Half an hour later when we’ve sat down to dinner—the chicken dish with sides of sautéed spinach and steamed string beans—I bring up something that’s puzzling me. “If so-called Priscilla murdered Ingrid—”

“You should start calling her Lillian,” Trixie points out.

“True. It’s hard to get used to, though. So if Lillian murdered Ingrid, with or without Peter, why would she stick around in Winona after the deed was done? You think she’d want to get out of Dodge.”

“She wants that painting,” my mother says, “even though it’s only got boats on it and no people.”

“If she and Peter were in league together,” Shanelle says, “she could get the painting after he moved into Damsgard.”

“But Peter might want the painting for himself,” Mario says. “If he knew what it was worth, he certainly would. Then his mother would have to steal it before he moved into Damsgard.”

After dinner, while Mario takes over Pop’s shoveling duties and we three queens help my mom clean up the kitchen, Detective Dembek returns my multiple calls. Now I have fresh information to share.

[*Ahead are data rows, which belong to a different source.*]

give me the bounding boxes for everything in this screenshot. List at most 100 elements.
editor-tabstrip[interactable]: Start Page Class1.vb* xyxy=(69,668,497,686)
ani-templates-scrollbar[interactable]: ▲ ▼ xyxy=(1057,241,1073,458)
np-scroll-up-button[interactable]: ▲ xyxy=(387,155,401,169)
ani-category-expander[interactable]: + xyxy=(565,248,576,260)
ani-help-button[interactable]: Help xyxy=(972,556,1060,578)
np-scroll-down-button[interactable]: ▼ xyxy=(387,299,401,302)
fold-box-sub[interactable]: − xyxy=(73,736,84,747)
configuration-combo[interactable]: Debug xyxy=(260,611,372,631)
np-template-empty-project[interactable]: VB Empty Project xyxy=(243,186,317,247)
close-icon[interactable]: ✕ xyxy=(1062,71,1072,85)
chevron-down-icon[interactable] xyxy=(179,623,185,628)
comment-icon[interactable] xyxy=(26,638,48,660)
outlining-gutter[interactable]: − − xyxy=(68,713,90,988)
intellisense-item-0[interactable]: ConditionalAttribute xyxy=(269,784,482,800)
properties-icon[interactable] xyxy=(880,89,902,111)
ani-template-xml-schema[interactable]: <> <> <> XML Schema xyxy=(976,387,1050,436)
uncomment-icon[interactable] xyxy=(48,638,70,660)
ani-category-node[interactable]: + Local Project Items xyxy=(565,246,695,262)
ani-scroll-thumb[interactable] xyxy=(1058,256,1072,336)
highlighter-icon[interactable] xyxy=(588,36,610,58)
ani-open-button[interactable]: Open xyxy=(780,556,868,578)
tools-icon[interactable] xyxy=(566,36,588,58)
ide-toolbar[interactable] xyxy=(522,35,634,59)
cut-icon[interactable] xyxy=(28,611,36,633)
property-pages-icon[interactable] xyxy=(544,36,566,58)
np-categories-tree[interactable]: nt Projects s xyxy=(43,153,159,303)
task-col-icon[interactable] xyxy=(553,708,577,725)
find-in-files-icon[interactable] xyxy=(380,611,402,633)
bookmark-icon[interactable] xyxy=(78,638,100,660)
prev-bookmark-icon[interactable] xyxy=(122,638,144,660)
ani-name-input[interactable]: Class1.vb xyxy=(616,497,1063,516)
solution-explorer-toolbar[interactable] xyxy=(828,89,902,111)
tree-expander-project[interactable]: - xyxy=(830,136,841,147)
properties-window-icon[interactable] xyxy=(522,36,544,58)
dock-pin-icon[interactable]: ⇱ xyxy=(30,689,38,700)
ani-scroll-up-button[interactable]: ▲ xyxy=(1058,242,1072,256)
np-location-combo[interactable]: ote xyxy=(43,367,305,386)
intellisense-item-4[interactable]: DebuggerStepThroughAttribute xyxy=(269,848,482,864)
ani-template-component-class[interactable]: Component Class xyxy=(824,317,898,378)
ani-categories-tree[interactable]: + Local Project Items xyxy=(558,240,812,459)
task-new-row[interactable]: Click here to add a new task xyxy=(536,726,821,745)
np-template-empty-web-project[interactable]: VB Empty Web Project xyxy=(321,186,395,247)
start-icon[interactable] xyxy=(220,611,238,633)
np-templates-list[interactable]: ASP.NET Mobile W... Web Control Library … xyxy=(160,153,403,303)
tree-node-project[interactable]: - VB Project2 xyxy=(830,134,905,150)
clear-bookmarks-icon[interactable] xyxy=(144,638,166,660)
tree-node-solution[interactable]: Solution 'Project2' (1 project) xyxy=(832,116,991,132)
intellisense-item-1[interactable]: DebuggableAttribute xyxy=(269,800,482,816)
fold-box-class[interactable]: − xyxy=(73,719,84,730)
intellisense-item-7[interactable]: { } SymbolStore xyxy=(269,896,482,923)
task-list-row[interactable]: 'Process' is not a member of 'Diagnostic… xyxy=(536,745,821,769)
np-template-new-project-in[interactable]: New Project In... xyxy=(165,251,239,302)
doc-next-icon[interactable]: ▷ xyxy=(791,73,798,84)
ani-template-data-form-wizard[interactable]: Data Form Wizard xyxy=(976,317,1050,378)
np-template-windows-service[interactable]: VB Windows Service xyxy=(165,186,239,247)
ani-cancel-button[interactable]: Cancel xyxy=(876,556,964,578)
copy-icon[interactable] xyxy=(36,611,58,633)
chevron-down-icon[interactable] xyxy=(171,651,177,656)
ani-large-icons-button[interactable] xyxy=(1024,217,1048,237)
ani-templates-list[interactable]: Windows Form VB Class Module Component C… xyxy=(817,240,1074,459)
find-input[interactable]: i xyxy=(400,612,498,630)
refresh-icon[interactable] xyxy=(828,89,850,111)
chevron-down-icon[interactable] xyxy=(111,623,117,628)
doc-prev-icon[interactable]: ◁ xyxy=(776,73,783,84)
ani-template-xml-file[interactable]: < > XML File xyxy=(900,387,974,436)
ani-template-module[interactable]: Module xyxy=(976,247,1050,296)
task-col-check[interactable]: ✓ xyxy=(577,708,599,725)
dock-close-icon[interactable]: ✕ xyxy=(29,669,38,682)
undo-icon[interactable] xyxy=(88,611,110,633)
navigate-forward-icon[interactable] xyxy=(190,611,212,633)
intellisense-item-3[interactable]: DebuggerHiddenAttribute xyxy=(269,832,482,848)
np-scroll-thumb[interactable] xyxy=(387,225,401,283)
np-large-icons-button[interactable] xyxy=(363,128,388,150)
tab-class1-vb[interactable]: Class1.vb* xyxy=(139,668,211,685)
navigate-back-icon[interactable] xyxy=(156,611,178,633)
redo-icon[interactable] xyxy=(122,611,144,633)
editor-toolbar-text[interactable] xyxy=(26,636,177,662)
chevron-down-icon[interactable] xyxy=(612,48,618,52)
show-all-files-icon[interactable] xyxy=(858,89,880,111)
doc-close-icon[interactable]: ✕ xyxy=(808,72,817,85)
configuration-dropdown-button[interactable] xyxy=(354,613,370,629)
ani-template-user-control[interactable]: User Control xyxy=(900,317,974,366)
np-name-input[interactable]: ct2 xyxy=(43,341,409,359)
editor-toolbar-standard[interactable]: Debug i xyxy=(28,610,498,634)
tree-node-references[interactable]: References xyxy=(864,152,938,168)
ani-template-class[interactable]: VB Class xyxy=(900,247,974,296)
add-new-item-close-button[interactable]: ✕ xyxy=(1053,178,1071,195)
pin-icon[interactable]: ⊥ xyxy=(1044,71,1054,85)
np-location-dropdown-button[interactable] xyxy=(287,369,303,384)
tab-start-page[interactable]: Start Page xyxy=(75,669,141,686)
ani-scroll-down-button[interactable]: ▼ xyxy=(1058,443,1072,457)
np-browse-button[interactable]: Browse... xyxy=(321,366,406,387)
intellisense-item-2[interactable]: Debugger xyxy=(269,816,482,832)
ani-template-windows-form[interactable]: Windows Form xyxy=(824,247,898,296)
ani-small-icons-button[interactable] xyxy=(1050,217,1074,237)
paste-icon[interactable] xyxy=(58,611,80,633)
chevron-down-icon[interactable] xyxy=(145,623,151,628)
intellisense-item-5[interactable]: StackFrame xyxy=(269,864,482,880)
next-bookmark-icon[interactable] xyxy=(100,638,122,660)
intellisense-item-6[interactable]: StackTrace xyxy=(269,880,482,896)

“No wonder Priscilla Pembroke looked familiar to me,” the detective says.

“Did you know Lillian Svendsen when she lived here?”

“I knew of her. The Svendsens have always been so prominent in town.”

“Is it true what Peter says, that one day she up and left her husband and kids?” That’s the sort of gossip that would make the rounds for sure.

“That’s how the story went. And it had to be, oh, twenty years ago.” She pauses, then, “This is another valuable discovery you’ve made, Happy. Now I can justify getting a warrant to go after the mobile carrier.”

To require them to pinpoint Lillian’s location.

“It’ll take time,” Detective Dembek goes on.

“I had an idea that would be quicker. How about we smoke Lillian out? We have Maggie tell Lillian we’re all flying home. Then you have a squad car secretly watch Damsgard. Because I guarantee you Lillian will come back to steal the Erskine.”

Detective Dembek agrees that’s not a bad strategy. “It’s odd to use one suspect to smoke out another but I’ve seen nothing to tie Maggie Lindvig to her sister’s murder.”